Ponytales

Disappointment Ain’t So Bad

I was about to commence the annual tilling of the garden after listening to Elevation Church’s Sunday sermon when YouTube’s algorithm selected another sermon for me, “The Gift of Disappointment,” by Pastor TourĂ© Roberts. I almost stopped it to listen to meditative beats while I reflected on Elevation’s mic drops, but my mind was in an absorbing state and the title intrigued me. The telepathic algorithm chose correctly, because the message was exactly what my disappointed mind needed.

Making the decision to create a cookbook reserved me a seat on the disappointment train with a red light at every McD’s. A number of times I expected the book would be ready to print and it wasn’t. Followed by a number of times I was promised it would be finished printing, and it wasn’t. Then, thousands of dollars and many editing and proof reviews later, the final copies received were not the proofs signed off on. The amount of work and sacrifice it took to make this cookbook, the amount of energy and patience it took to wait for completion, and the amount of money paid for up front, to have it been completed years later than promised and to not look like what you contracted for is extremely disappointing. And I didn’t always handle it with poise.

I experienced a lot of anxiety, which spread into my personal life. My heart became sick, as Pastor Roberts terms it. I became more cynical of others and outcomes. My thinking favored more towards half glass empty. Fortunately, two of the closest people to me, Alex and Shalee, adopted a half glass full mindset. Their words of continued unwavering belief, and my personal mind training which included a gratitude practice, listening to sermons, journaling and reading, helped keep my faith in the book’s arrival, and in the time it was supposed to.

Sure enough, now with the book here, I understand the delay.

DELAY = DEVELOPMENT

The heart broken woman who posted on Upwork for a Kindle formatter 4 years ago is not the heart filled woman who is shooting Facebook Live cooking videos today. Putting in the amount of work and energy of a 10 person team as a duo to create a 300 plus page self-published cookbook, along with weathering all the setbacks and handling third party conflicts was like Navy Seals training for authors. During the book’s delay, I continued to master cooking by producing hundreds of more recipes, I filmed and posted educational videos, I worked extremely hard at my 9-5 earning me promotions, I learned the new skill of gardening, I upleveled by apartment’s interior design, I got out of debt and into savings, and I braved leaving my spinster comfort zone and put my heart on the line to build a romantic connection. These all contributed to my growth during this delay, especially in resilience, composure, faith, and belief in myself and others.

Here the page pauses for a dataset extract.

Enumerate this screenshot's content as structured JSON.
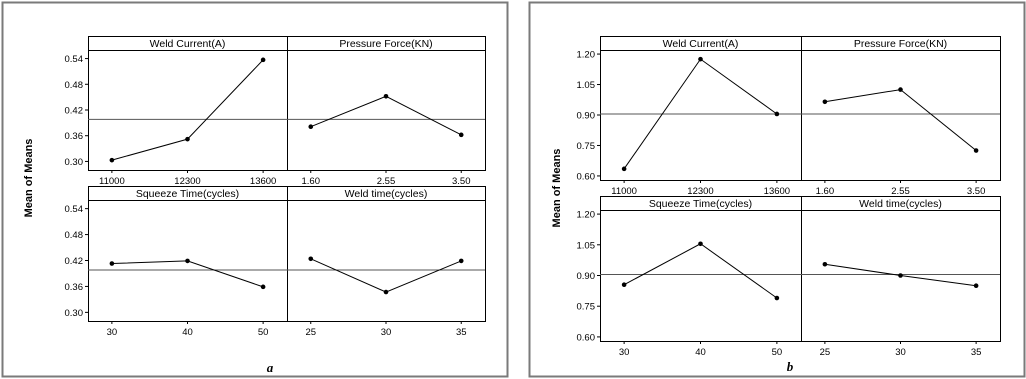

My development continues in this new season of selling the book. Not that I expected the books to by flying off the shelves like hot cakes, given my lack of marketing, but I didn’t expect the cakes to be in danger of frostbite. However, if the books were selling out, I might not feel the need to change some of my lifestyle habits that hinder my performance. I may not have the motivation to step out of my comfort zone and do a weekly live cooking show. I may not be conspiring with my fellow Navy Seallette, Shalee, the launch of the century.

The book’s delay was a blessing, as I was shaped during this time to lead this brand. It was a self-development promotion, as is the disappointment I feel at times of slow book sales. Pastor Roberts reminded me that God works for us, not against us. There’s still more He needs to draw out of me. There is still more to me. Disappointment is pushing me to extend, to do more, so I can be more.

Can you see how a disappointment you are going through is developing you, or has a disappointment you experienced in the past helped draw something out of you?